Failure to Ensure Accurate and Timely Medical Record Documentation
Penalty
Summary
The facility failed to ensure accurate and timely documentation in the medical records for two of three residents reviewed. For one resident with multiple complex diagnoses, including chronic respiratory failure, severe malnutrition, COPD, dementia, and dependence on a respirator, nursing progress notes were not documented at the time of care but were instead created or corrected hours or days later. Several notes were struck out, sometimes without a reason, and documentation of the resident's death was not completed properly at the time of the event. Staff interviews confirmed that a new LPN did not feel she documented the death properly and was assisted by the ADON, but there was no evidence of falsification. The facility's policy requires documentation to be completed at the time of service or by the end of the shift, which was not followed in these instances.
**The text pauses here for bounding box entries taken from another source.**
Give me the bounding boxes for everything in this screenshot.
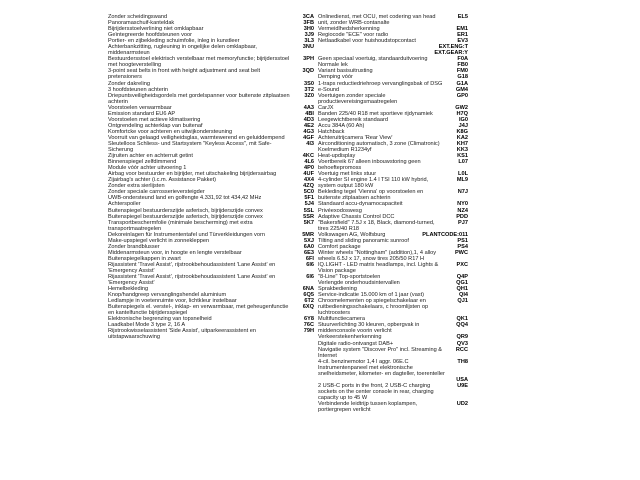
- option-code: 5K7: [303, 219, 314, 226]
- option-code: L0L: [458, 171, 468, 178]
- option-description: Dekoreinlagen für Instrumententafel und Türverkleidungen vorn: [108, 231, 265, 238]
- option-code: EL5: [457, 14, 468, 20]
- option-code: 5C0: [303, 189, 314, 196]
- option-description: Demping vóór: [318, 74, 353, 81]
- option-code: Q4P: [456, 274, 468, 281]
- option-code: EV3: [457, 38, 468, 45]
- option-entry: [108, 56, 314, 68]
- option-description: Hemelbekleding: [108, 286, 149, 293]
- option-description: Voorruit van gelaagd veiligheidsglas, warmtewerend en geluiddempend: [108, 134, 285, 141]
- option-code: 5J4: [304, 201, 314, 208]
- option-code: J4J: [458, 122, 468, 129]
- option-code: 3NU: [302, 44, 314, 51]
- option-description: Bekleding tegel 'Vienna' op voorstoelen en buitenste zitplaatsen achterin: [318, 189, 424, 202]
- option-entry: [318, 322, 468, 334]
- option-entry: [108, 68, 314, 80]
- option-description: Rijassistent 'Travel Assist', rijstrookbehoudassistent 'Lane Assist' en 'Emergency Assist': [108, 274, 276, 287]
- option-code: FB0: [457, 62, 468, 69]
- option-description: Airconditioning automatisch, 3 zone (Climatronic): [318, 140, 440, 147]
- option-entry: [108, 328, 314, 340]
- option-description: 4-cil. benzinemotor 1,4 l aggr. 06E.C Instrumentenpaneel met elektronische snelheidsmeter, kilometer- en dagteller, toerenteller: [318, 358, 445, 377]
- option-code: 3CA: [302, 14, 314, 20]
- option-code: QV3: [456, 340, 468, 347]
- option-description: Verbindende leidtrijp tussen koplampen, portiergrepen verlicht: [318, 401, 418, 414]
- option-description: Voertbereik 67 alleen inbouwstoring geen behoeftepromoss: [318, 159, 421, 172]
- option-description: Ledlampje in voetenruimte voor, lichtkleur instelbaar: [108, 298, 237, 305]
- option-code: ML9: [456, 177, 468, 184]
- option-code: 6XQ: [302, 304, 314, 311]
- option-description: Geen speciaal voertuig, standaarduitvoering: [318, 56, 428, 63]
- option-description: Verlengde onderhoudsintervallen: [318, 280, 400, 287]
- option-code: 4GF: [303, 134, 314, 141]
- option-code: 76C: [303, 322, 314, 329]
- option-description: Accu 384A (60 Ah): [318, 122, 365, 129]
- option-code: 4P0: [304, 165, 314, 172]
- option-code: G18: [457, 74, 468, 81]
- option-entry: [108, 274, 314, 286]
- option-description: Multifunctiecamera: [318, 316, 365, 323]
- option-description: Banden 225/40 R18 met sportieve rijdynamiek: [318, 110, 433, 117]
- option-code: PDD: [456, 213, 468, 220]
- option-code: 3PH: [303, 56, 314, 63]
- option-description: Digitale radio-ontvangst DAB+: [318, 340, 394, 347]
- option-code: PJ7: [458, 219, 468, 226]
- option-code: QQ4: [456, 322, 468, 329]
- option-entry: [108, 220, 314, 232]
- option-code: 4D3: [303, 116, 314, 123]
- option-code: 6NA: [302, 286, 314, 293]
- left-options-column: [108, 14, 314, 341]
- option-code: 6Q5: [303, 292, 314, 299]
- option-description: Panoramaschuif-kanteldak: [108, 20, 175, 27]
- option-description: Adaptive Chassis Control DCC: [318, 213, 395, 220]
- option-code: 5SL: [303, 207, 314, 214]
- option-code: UD2: [456, 401, 468, 407]
- option-code: 3J9: [304, 32, 314, 39]
- option-description: Emission standard EU6 AP: [108, 110, 176, 117]
- option-code: KS1: [457, 153, 468, 160]
- option-description: Vermeidlhedsherkenning: [318, 26, 380, 33]
- option-code: GW2: [455, 104, 468, 111]
- option-description: Sprakbediening: [318, 286, 357, 293]
- option-code: 4KC: [302, 153, 314, 160]
- option-description: Elektronische begrenzing van topsnelheid: [108, 316, 212, 323]
- option-code: PLANTCODE:011: [422, 231, 468, 238]
- option-description: 3 hoofdsteunen achterin: [108, 86, 169, 93]
- option-description: Zonder scheidingswand: [108, 14, 168, 20]
- option-entry: [318, 401, 468, 413]
- option-code: USA: [456, 376, 468, 383]
- option-code: EM1: [456, 26, 468, 33]
- option-description: 4-cylinder SI engine 1.4 l TSI 110 kW hybrid, system output 180 kW: [318, 177, 429, 190]
- option-code: 79H: [303, 328, 314, 335]
- option-description: Voertuig met links stuur: [318, 171, 377, 178]
- option-code: H7Q: [456, 110, 468, 117]
- option-code: 4X4: [304, 177, 314, 184]
- option-code: 4UF: [303, 171, 314, 178]
- option-description: Transportbeschermfolie (minimale bescherming) met extra transportmaatregelen: [108, 219, 253, 232]
- option-description: Hatchback: [318, 128, 345, 135]
- option-description: Voorstoelen met actieve klimatisering: [108, 116, 201, 123]
- option-code: PWC: [454, 249, 468, 256]
- option-description: UWB-ondersteund land en golfengte 4.331,92 tot 434,42 MHz: [108, 195, 262, 202]
- option-code: 4I3: [306, 140, 314, 147]
- option-code: ER1: [457, 32, 468, 39]
- option-code: NY0: [457, 201, 468, 208]
- option-description: Variant basisuitrusting: [318, 68, 373, 75]
- option-code: QG1: [456, 280, 468, 287]
- option-description: Knop/handgreep vervanglingshendel aluminium: [108, 292, 227, 299]
- option-description: Chroomelementen op spiegelschakelaar en ruitbedieningsschakelaars, c hroomlijsten op luchtroosters: [318, 298, 429, 317]
- option-description: Ontgrendeling achterklap van buitenaf: [108, 122, 203, 129]
- option-description: Middenarmsteun voor, in hoogte en lengte verstelbaar: [108, 249, 242, 256]
- option-description: Bestuurdersstoel elektrisch verstelbaar met memoryfunctie; bijrijdersstoel met hoogteverstelling: [108, 56, 290, 69]
- option-code: 6A0: [303, 243, 314, 250]
- option-description: Module vóór achter uitvoering 1: [108, 165, 187, 172]
- option-code: IG0: [458, 116, 468, 123]
- option-code: 4L6: [304, 159, 314, 166]
- option-code: 3L3: [304, 38, 314, 45]
- option-description: Normale lek: [318, 62, 348, 69]
- option-entry: [318, 347, 468, 359]
- option-description: Navigatie system "Discover Pro" incl. Streaming & Internet: [318, 346, 442, 359]
- option-code: EXT.GEAR:Y: [434, 50, 468, 57]
- option-description: Achterspoiler: [108, 201, 141, 208]
- option-description: Heat-updisplay: [318, 153, 356, 160]
- option-description: Zijairbag's achter (i.c.m. Assistance Pakket): [108, 177, 217, 184]
- option-description: Zonder extra sierlijsten: [108, 183, 165, 190]
- option-code: PS4: [457, 243, 468, 250]
- option-code: EXT.ENG:T: [438, 44, 468, 51]
- option-description: Make-upspiegel verlicht in zonnekleppen: [108, 237, 210, 244]
- option-code: NZ4: [457, 207, 468, 214]
- option-description: Binnenspiegel zelfdimmend: [108, 159, 177, 166]
- option-description: Rijstrookwisselassistent 'Side Assist', uitparkeerassistent en uitstapwaarschuwing: [108, 328, 256, 341]
- option-code: KA2: [456, 134, 468, 141]
- option-code: G1A: [456, 80, 468, 87]
- option-description: Driepuntsveiligheidsgordels met gordelspanner voor buitenste zitplaatsen achterin: [108, 92, 290, 105]
- option-code: GM4: [455, 86, 468, 93]
- option-code: KK3: [456, 147, 468, 154]
- option-description: Verkeerstekenherkenning: [318, 334, 382, 341]
- option-description: Airbag voor bestuurder en bijrijder, met uitschakeling bijrijdersairbag: [108, 171, 277, 178]
- option-description: Standaard accu-dynamocapaciteit: [318, 201, 403, 208]
- option-code: 4ZQ: [303, 183, 314, 190]
- right-options-column: [318, 14, 468, 413]
- option-description: 1-traps reductiedriehroep vervanglingsbak of DSG: [318, 80, 443, 87]
- option-code: U9E: [457, 382, 468, 389]
- option-code: 4BI: [305, 110, 314, 117]
- option-code: 6T2: [304, 298, 314, 305]
- option-description: Leegewichtbereik standaard: [318, 116, 388, 123]
- option-code: 4A3: [303, 104, 314, 111]
- option-description: Komfortcke voor achteren en uitwijkondersteuning: [108, 128, 233, 135]
- option-entry: [318, 93, 468, 105]
- option-description: Tilting and sliding panoramic sunroof: [318, 237, 409, 244]
- option-entry: [318, 250, 468, 262]
- option-description: Winter wheels "Nottingham" (addition),1, 4 alloy wheels 6.5J x 17, snow tires 205/50 R17 H: [318, 249, 437, 262]
- option-code: 4G3: [303, 128, 314, 135]
- option-description: Volkswagen AG, Wolfsburg: [318, 231, 386, 238]
- option-description: Achterbankzitting, rugleuning in ongelijke delen omklapbaar, middenarmsteun: [108, 44, 257, 57]
- option-code: 6I6: [306, 274, 314, 281]
- option-code: 5MR: [302, 231, 314, 238]
- option-description: Buitenspiegel bestuurderszijde asferisch, bijrijderszijde convex: [108, 213, 263, 220]
- option-description: Laadkabel Mode 3 type 2, 16 A: [108, 322, 186, 329]
- option-entry: [108, 141, 314, 153]
- option-description: Regiocode "ECE" voor radio: [318, 32, 389, 39]
- option-description: Zijruiten achter en achterruit getint: [108, 153, 193, 160]
- option-description: Geïntegreerde hoofdsteunen voor: [108, 32, 192, 39]
- option-code: QH1: [456, 286, 468, 293]
- option-code: KH7: [456, 140, 468, 147]
- option-code: PXC: [456, 261, 468, 268]
- option-description: Privéexodoswesg: [318, 207, 362, 214]
- option-entry: [108, 262, 314, 274]
- option-description: Koelmedium R1234yf: [318, 147, 372, 154]
- option-entry: [318, 189, 468, 201]
- option-code: 3Z0: [304, 92, 314, 99]
- option-description: Voorstoelen verwarmbaar: [108, 104, 172, 111]
- option-description: Zonder speciale carrosserieversteigder: [108, 189, 205, 196]
- option-entry: [108, 44, 314, 56]
- option-code: 3T2: [304, 86, 314, 93]
- option-code: 6FI: [305, 255, 314, 262]
- option-description: 2 USB-C ports in the front, 2 USB-C charging sockets on the center console in rear, charging capacity up to 45 W: [318, 382, 434, 401]
- option-code: 6Y8: [304, 316, 314, 323]
- option-code: 3FB: [303, 20, 314, 27]
- option-code: K8G: [456, 128, 468, 135]
- option-code: 5XJ: [304, 237, 314, 244]
- option-code: GP0: [456, 92, 468, 99]
- option-description: CarJX: [318, 104, 334, 111]
- option-code: QR9: [456, 334, 468, 341]
- option-code: 3H0: [303, 26, 314, 33]
- option-description: Service-indicatie 15.000 km of 1 jaar (vast): [318, 292, 425, 299]
- option-description: Bijrijdersstoelverlining niet omklapbaar: [108, 26, 204, 33]
- option-code: TH8: [457, 358, 468, 365]
- option-entry: [318, 14, 468, 26]
- option-entry: [318, 383, 468, 401]
- option-description: Portier- en zijbekleding schuimfolie, inleg in kunstleer: [108, 38, 240, 45]
- option-description: Zonder dakreling: [108, 80, 150, 87]
- option-code: 5F1: [304, 195, 314, 202]
- option-code: N7J: [457, 189, 468, 196]
- option-description: "Bakersfield" 7.5J x 18, Black, diamond-turned, tires 225/40 R18: [318, 219, 435, 232]
- option-description: Onlinedienst, met OCU, met codering van head unit, zonder WRB-contanalte: [318, 14, 436, 27]
- option-description: "8-Line" Top-sportstoelen: [318, 274, 381, 281]
- option-code: FM0: [456, 68, 468, 75]
- option-description: Netlaadkabel voor huishoudstopcontact: [318, 38, 416, 45]
- option-description: Comfort package: [318, 243, 361, 250]
- option-code: PS1: [457, 237, 468, 244]
- option-code: 5SR: [303, 213, 314, 220]
- option-description: Sleutelloos Schliess- und Startsystem "Keyless Access", mit Safe-Sicherung: [108, 140, 272, 154]
- option-entry: [318, 177, 468, 189]
- option-entry: [108, 93, 314, 105]
- option-code: 3QD: [302, 68, 314, 75]
- option-code: L07: [458, 159, 468, 166]
- option-code: 6I6: [306, 261, 314, 268]
- option-description: Buitenspiegel bestuurderszijde asferisch, bijrijderszijde convex: [108, 207, 263, 214]
- option-code: F0A: [457, 56, 468, 63]
- option-description: Buitenspiegelkappen in zwart: [108, 255, 181, 262]
- option-description: IQ.LIGHT - LED matrix headlamps, incl. Lights & Vision package: [318, 261, 439, 274]
- option-entry: [108, 304, 314, 316]
- option-code: RCC: [455, 346, 468, 353]
- option-description: 3-point seat belts in front with height adjustment and seat belt pretensioners: [108, 68, 261, 81]
- option-code: QK1: [456, 316, 468, 323]
- option-entry: [318, 220, 468, 232]
- option-description: Stuurverlichting 30 kleuren, opbergvak in middenconsole voorin verlicht: [318, 322, 420, 335]
- option-description: Achteruitrijcamera 'Rear View': [318, 134, 393, 141]
- option-code: 3S0: [304, 80, 314, 87]
- option-code: 6E3: [304, 249, 314, 256]
- option-description: e-Sound: [318, 86, 340, 93]
- option-description: Buitenspiegels el. verstel-, inklap- en verwarmbaar, met geheugenfunctie en kantelfunctie bijrijdersspiegel: [108, 304, 289, 317]
- option-code: 4E2: [304, 122, 314, 129]
- option-description: Voertuigen zonder speciale productievereisingsmaatregelen: [318, 92, 398, 105]
- option-entry: [318, 262, 468, 274]
- option-entry: [318, 298, 468, 316]
- option-entry: [318, 359, 468, 377]
- option-description: Zonder brandblusser: [108, 243, 160, 250]
- option-code: QJ1: [457, 298, 468, 305]
- option-entry: [318, 159, 468, 171]
- option-description: Rijassistent 'Travel Assist', rijstrookbehoudassistent 'Lane Assist' en 'Emergency Assist': [108, 261, 276, 274]
- option-code: QI4: [458, 292, 468, 299]
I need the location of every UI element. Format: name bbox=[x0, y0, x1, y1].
For another resident with diagnoses including dementia, morbid obesity, ESRD, DM2, OSA, and hypertension, physician orders for chest physiotherapy and oral suctioning were not accurately documented as completed. The medication administration record (MAR) showed missed administrations, with chart codes indicating the resident was deceased or out of the facility, even though the resident was alive and not transferred until later. Staff interviews confirmed the inaccuracies in the documentation. These findings demonstrate a failure to maintain accurate and timely medical records in accordance with professional standards and facility policy.